The other side of the coin, of course, is the patient. Like all consumers of health care, addicts would be better served if they were better educated about the services available to them rather than simply choosing whichever program has the best reputation.

“The patient has to demand a better model, especially if they’re considering going back to the same program that didn’t work for them the first time around,” says Fletcher, though she notes that patients have a responsibility to follow through on post-treatment recommendations in the event that they’re given.

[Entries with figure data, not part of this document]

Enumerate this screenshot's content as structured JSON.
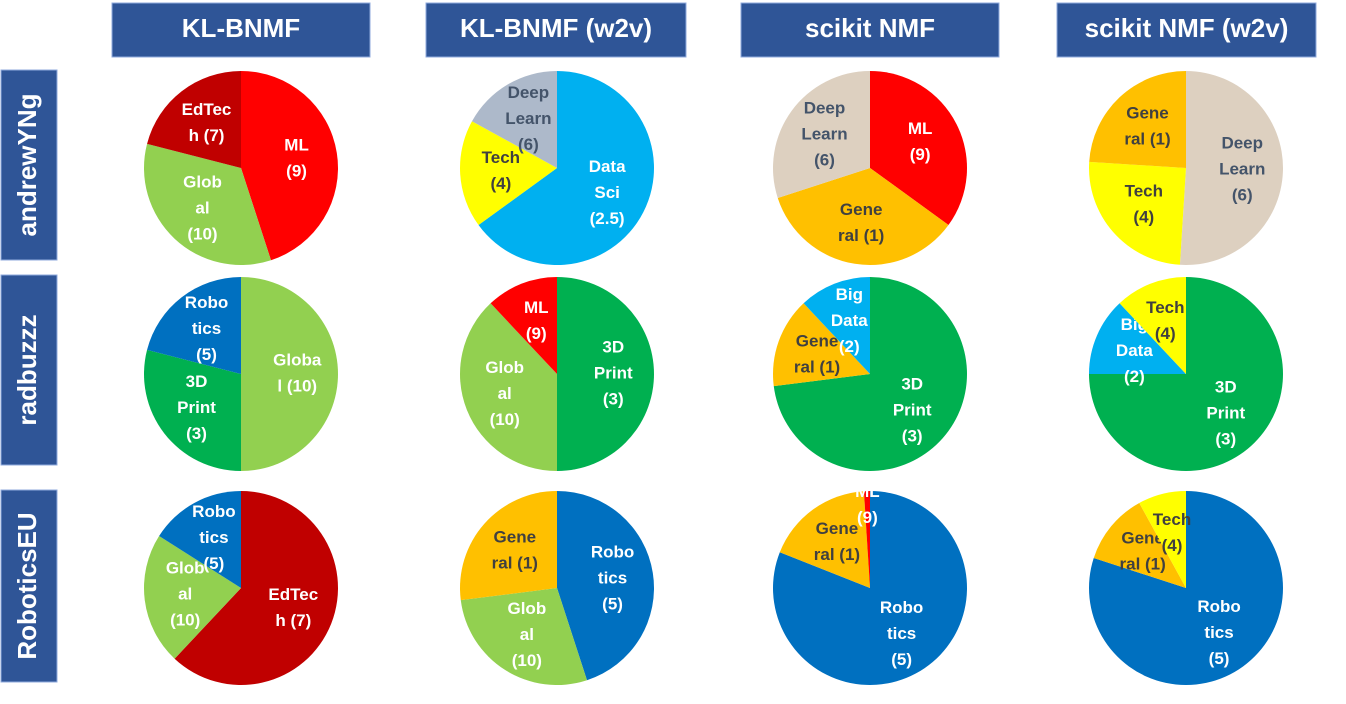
{
  "columns": [
    "KL-BNMF",
    "KL-BNMF (w2v)",
    "scikit NMF",
    "scikit NMF (w2v)"
  ],
  "rows": [
    "andrewYNg",
    "radbuzzz",
    "RoboticsEU"
  ],
  "chart_data": [
    {
      "type": "pie",
      "labels": [
        [
          "ML",
          "(9)"
        ],
        [
          "Glob",
          "al",
          "(10)"
        ],
        [
          "EdTec",
          "h (7)"
        ]
      ],
      "values": [
        45,
        34,
        21
      ],
      "colors": [
        "#ff0000",
        "#92d050",
        "#c00000"
      ]
    },
    {
      "type": "pie",
      "labels": [
        [
          "Data",
          "Sci",
          "(2.5)"
        ],
        [
          "Tech",
          "(4)"
        ],
        [
          "Deep",
          "Learn",
          "(6)"
        ]
      ],
      "values": [
        65,
        18,
        17
      ],
      "colors": [
        "#00b0f0",
        "#ffff00",
        "#adb9ca"
      ]
    },
    {
      "type": "pie",
      "labels": [
        [
          "ML",
          "(9)"
        ],
        [
          "Gene",
          "ral (1)"
        ],
        [
          "Deep",
          "Learn",
          "(6)"
        ]
      ],
      "values": [
        35,
        35,
        30
      ],
      "colors": [
        "#ff0000",
        "#ffc000",
        "#ddd0c0"
      ]
    },
    {
      "type": "pie",
      "labels": [
        [
          "Deep",
          "Learn",
          "(6)"
        ],
        [
          "Tech",
          "(4)"
        ],
        [
          "Gene",
          "ral (1)"
        ]
      ],
      "values": [
        51,
        25,
        24
      ],
      "colors": [
        "#ddd0c0",
        "#ffff00",
        "#ffc000"
      ]
    },
    {
      "type": "pie",
      "labels": [
        [
          "Globa",
          "l (10)"
        ],
        [
          "3D",
          "Print",
          "(3)"
        ],
        [
          "Robo",
          "tics",
          "(5)"
        ]
      ],
      "values": [
        50,
        29,
        21
      ],
      "colors": [
        "#92d050",
        "#00b050",
        "#0070c0"
      ]
    },
    {
      "type": "pie",
      "labels": [
        [
          "3D",
          "Print",
          "(3)"
        ],
        [
          "Glob",
          "al",
          "(10)"
        ],
        [
          "ML",
          "(9)"
        ]
      ],
      "values": [
        50,
        38,
        12
      ],
      "colors": [
        "#00b050",
        "#92d050",
        "#ff0000"
      ]
    },
    {
      "type": "pie",
      "labels": [
        [
          "3D",
          "Print",
          "(3)"
        ],
        [
          "Gene",
          "ral (1)"
        ],
        [
          "Big",
          "Data",
          "(2)"
        ]
      ],
      "values": [
        73,
        15,
        12
      ],
      "colors": [
        "#00b050",
        "#ffc000",
        "#00b0f0"
      ]
    },
    {
      "type": "pie",
      "labels": [
        [
          "3D",
          "Print",
          "(3)"
        ],
        [
          "Big",
          "Data",
          "(2)"
        ],
        [
          "Tech",
          "(4)"
        ]
      ],
      "values": [
        75,
        13,
        12
      ],
      "colors": [
        "#00b050",
        "#00b0f0",
        "#ffff00"
      ]
    },
    {
      "type": "pie",
      "labels": [
        [
          "EdTec",
          "h (7)"
        ],
        [
          "Glob",
          "al",
          "(10)"
        ],
        [
          "Robo",
          "tics",
          "(5)"
        ]
      ],
      "values": [
        62,
        22,
        16
      ],
      "colors": [
        "#c00000",
        "#92d050",
        "#0070c0"
      ]
    },
    {
      "type": "pie",
      "labels": [
        [
          "Robo",
          "tics",
          "(5)"
        ],
        [
          "Glob",
          "al",
          "(10)"
        ],
        [
          "Gene",
          "ral (1)"
        ]
      ],
      "values": [
        45,
        28,
        27
      ],
      "colors": [
        "#0070c0",
        "#92d050",
        "#ffc000"
      ]
    },
    {
      "type": "pie",
      "labels": [
        [
          "Robo",
          "tics",
          "(5)"
        ],
        [
          "Gene",
          "ral (1)"
        ],
        [
          "ML",
          "(9)"
        ]
      ],
      "values": [
        81,
        18,
        1
      ],
      "colors": [
        "#0070c0",
        "#ffc000",
        "#ff0000"
      ]
    },
    {
      "type": "pie",
      "labels": [
        [
          "Robo",
          "tics",
          "(5)"
        ],
        [
          "Gene",
          "ral (1)"
        ],
        [
          "Tech",
          "(4)"
        ]
      ],
      "values": [
        80,
        12,
        8
      ],
      "colors": [
        "#0070c0",
        "#ffc000",
        "#ffff00"
      ]
    }
  ]
}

Rehabs, in turn, have to better manage patient expectations. “There’s an attitude in addiction treatment where the facility thinks it knows what’s best for the patient,” says Fletcher, “but there’s strong research that involving the client in the treatment process and giving them a say in what goes on increases their chances for long-term recovery.”

What's most important, critics agree, is flipping the script on a treatment system that hasn't kept up with the times. "Constantly sending me to rehab is pointless," Lohan told CNN in May. "I've been court-ordered to do it six times. I could write the book on rehab."